“You certainly shall. When the first film is put on, I will send you a pass book with enough tickets in it to take your family and intimate friends. Now I must be going, or I shall be unable to reach Chicago by nightfall. And if you have no objection, I will take Billy right along with me in the car. There isn’t much room in this roadster, but I know he has ridden in roadsters before and enjoys it and so I will have no difficulty keeping him in the car. You may be interested to know we make all our films at the Essenay Studios in Chicago.”
Billy had been listening to all the two men had said, but when he heard he was to be taken away from his family then and there, he jumped to his feet and went bounding to the stable yard to tell them. For how awful it would be for him to be carried off and not have a chance to tell them where he was going! He was glad he was not going to be sold, though to be loaned was almost as bad as there was no knowing how long the man would keep him.

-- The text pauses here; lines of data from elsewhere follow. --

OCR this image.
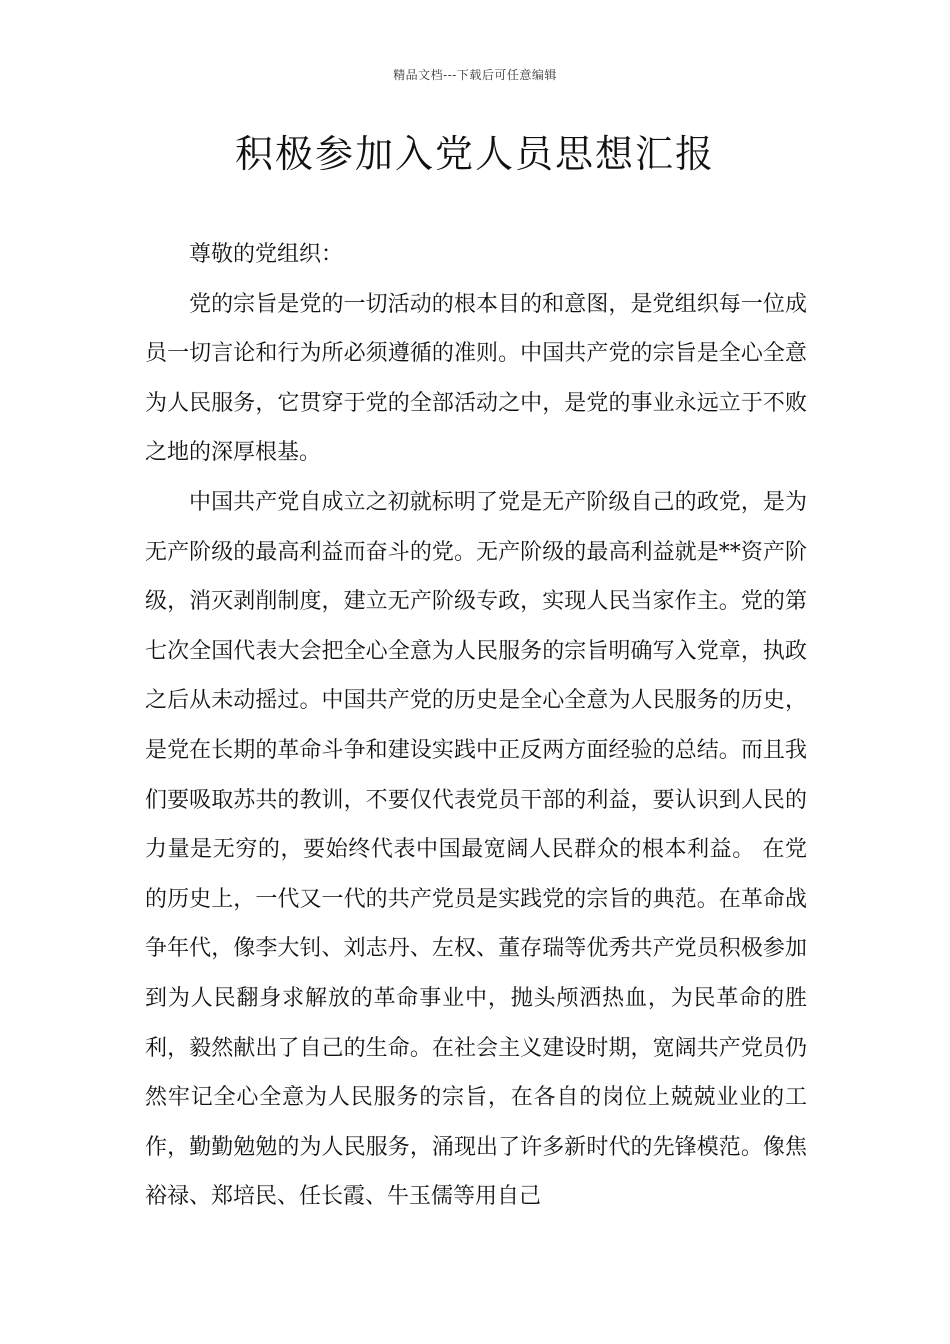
精品文档---下载后可任意编辑
积极参加入党人员思想汇报

尊敬的党组织：

党的宗旨是党的一切活动的根本目的和意图，是党组织每一位成员一切言论和行为所必须遵循的准则。中国共产党的宗旨是全心全意为人民服务，它贯穿于党的全部活动之中，是党的事业永远立于不败之地的深厚根基。

中国共产党自成立之初就标明了党是无产阶级自己的政党，是为无产阶级的最高利益而奋斗的党。无产阶级的最高利益就是**资产阶级，消灭剥削制度，建立无产阶级专政，实现人民当家作主。党的第七次全国代表大会把全心全意为人民服务的宗旨明确写入党章，执政之后从未动摇过。中国共产党的历史是全心全意为人民服务的历史，是党在长期的革命斗争和建设实践中正反两方面经验的总结。而且我们要吸取苏共的教训，不要仅代表党员干部的利益，要认识到人民的力量是无穷的，要始终代表中国最宽阔人民群众的根本利益。 在党的历史上，一代又一代的共产党员是实践党的宗旨的典范。在革命战争年代，像李大钊、刘志丹、左权、董存瑞等优秀共产党员积极参加到为人民翻身求解放的革命事业中，抛头颅洒热血，为民革命的胜利，毅然献出了自己的生命。在社会主义建设时期，宽阔共产党员仍然牢记全心全意为人民服务的宗旨，在各自的岗位上兢兢业业的工作，勤勤勉勉的为人民服务，涌现出了许多新时代的先锋模范。像焦裕禄、郑培民、任长霞、牛玉儒等用自己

“Jehoshaphat!” exclaimed Mr. Watson. “One would think he understood what we were saying, for he lay there as quiet as a mouse until we spoke of taking him away and then he fled.”
“I expect he is tired of being away from home as you say he has just returned after nearly a three-year absence. He surely is smart and I really believe he understands almost everything he hears. I know we all thought so at the studio when he was with us.”
“I am afraid we will have a time to catch him,” said Mr. Watson. “There he is in the barnyard in the midst of a crowd. I believe he is telling them he is going to be taken away, for see how downhearted Nannie looks, and the way she hangs her head shows she is unhappy. The minute he sees us start for the barnyard he will run away and we will be unable to capture him.”
“I have a plan. I will drive away, go to town and have my luncheon, and he will think I have departed for good and all. Then while I am away, you try to shut him in the barn and have him ready for me on my return, which will be right after luncheon.”
“I am sorry you have to go, for I was thinking of having the pleasure of your company at my own table and having you tell us what Billy did in the movies.”
“I am very sorry I cannot accept your kind invitation, but I have a little business in the town before I go back to Chicago.”
After Mr. Swan, the movie man, had gone, Mr. Watson went in the house to tell his wife about Billy and how he had loaned him to Mr. Swan to act in the movies for a little while. “But how to capture the foxy old fellow is more than I know,” he concluded.